At a stoplight, my dancing eyes look over and are met by those of a scowling middle aged woman in an SUV. Her husband looks on from the driver’s seat with a hint of wist. It occurs to me that this woman may actually be my age. It occurs to me that she cannot see the shit eating grin beneath my helmet.

The light turns green. Domingo growls for me to hang on. I press the palm of my right hand firmly against his muscly abdomen. I close my eyes and let the inky night ribbon around me. I feel the vibrating warmth of the bike beneath my thighs and Domingo’s firm body inside of my arms, as the summertime air speedily yanking algorithms and the tick-tick-tick of timers out of me and onto the pavement of the West Side Highway. I feel calm and happy and relaxed and excited all at once, in a rush. The cage is up. He guns the engine and I let out a squeal, holding him more tightly. “We’ve got to get you one of these,” he shouts.

When we dismount, my heart is bursting, drunk on muscadet, adrenaline, and the warmth of Domingo’s company. In this delirium and perhaps fuelled by a different kind of timer, I concentrate on not speaking the thought that beats loudly in my giddy brain: I want to have, like, 10,000 of your babies.

2or3.com. I ain’t greedy.

“Why can’t they figure out what’s going on in his head?” asks my younger sister as we eat dinner together in our Brooklyn apartment.
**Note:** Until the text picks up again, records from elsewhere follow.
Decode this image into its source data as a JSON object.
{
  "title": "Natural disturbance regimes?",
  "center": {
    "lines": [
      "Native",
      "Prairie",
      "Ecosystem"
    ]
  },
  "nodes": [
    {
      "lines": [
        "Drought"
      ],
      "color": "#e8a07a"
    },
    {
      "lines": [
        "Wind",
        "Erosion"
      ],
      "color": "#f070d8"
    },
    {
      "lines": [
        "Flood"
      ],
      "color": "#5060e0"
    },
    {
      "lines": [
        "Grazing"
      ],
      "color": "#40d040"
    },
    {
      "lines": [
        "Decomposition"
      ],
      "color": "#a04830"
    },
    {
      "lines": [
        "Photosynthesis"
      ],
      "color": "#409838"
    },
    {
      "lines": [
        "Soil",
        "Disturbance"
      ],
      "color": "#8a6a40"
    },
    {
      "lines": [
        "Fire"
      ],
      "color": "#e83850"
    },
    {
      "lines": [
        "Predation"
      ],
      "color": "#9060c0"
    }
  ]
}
“I don’t know,” I reply, thinking how difficult it is to get inside anyone’s head.

“Understanding one another, it seems, is our greatest cognitive challenge,” reads a line from the article about Williams syndrome.

My cell phone alerts me of a new text message. Domingo. “I love my timer!”

I imagine him in his luxury apartment, sitting in the glow of a TV so large it topples over the TV stand. He’s playing video games, probably with his buddy Nerz. Maybe the timer went off just before Nerz was about to win.

I think of my little brother, having to get up and walk around after forty minutes of playing video games. I think of what I can do, here in Brooklyn, for him in Chicago. It’s not like we’re in Target anymore; I can’t hold on to him, be his cage, keep him safe.

And so instead I decide that I will do what I can. I will consciously attempt to wade into the supertext. I will be aware and present when he flies to New York City this weekend. I will allow my love for him to grip me, to seize me with life’s pain, life’s joy.

I will buy him a timer.

And then he’ll give me this look

4 Comments

  1. ANP, this was the most beautiful post you’ve ever written. I really hope things work out… on every level.

    As for video games, let’s just say I’m a video game widow. You should watch the movie “Prime” with Uma Thurman. It’s pretty good, and Meryl Streep steals the show, but there’s a wonderful line that makes me laugh (too knowingly) every time.

    Uma: So I’m getting him this video game thing that he wants for his birthday.

    Friend: Don’t do that.

    Uma: Why? He really wants it.

    Friend: Let me put it this way — Do you like sex?

  2. Holy shit.

    If you’re wondering why I harbor a secret crush on you…

    (and, indeed, I do)

    This. Is. Why.

    (I confess the white bikini didn’t hurt, but…)

    Holy shit you write well.

    This might be odd: But Im grateful for this post. Incrementally, its good for the world.

    I hope things turn out ok for your brother.

    VoR

    on 2007.07.12 @ 00:26 from Voice of Reason
  3. I ache from and identify with your description of your emotional process - cerebral doesn’t mean it doesn’t hurt, and it is nice to read a clear explanation of this thing that gets called overthinking - and wish your brother a babillion 40 minute segments of health.

  4. lovely entry. and i adore your photos-you have an exceptional ability to capture moods, moments, essences… as could only be expected from one so aware.

    thank you for so artfully describing your relationship with Dan. to one who will never have a sibling bond, this piece is sort-of revelatory.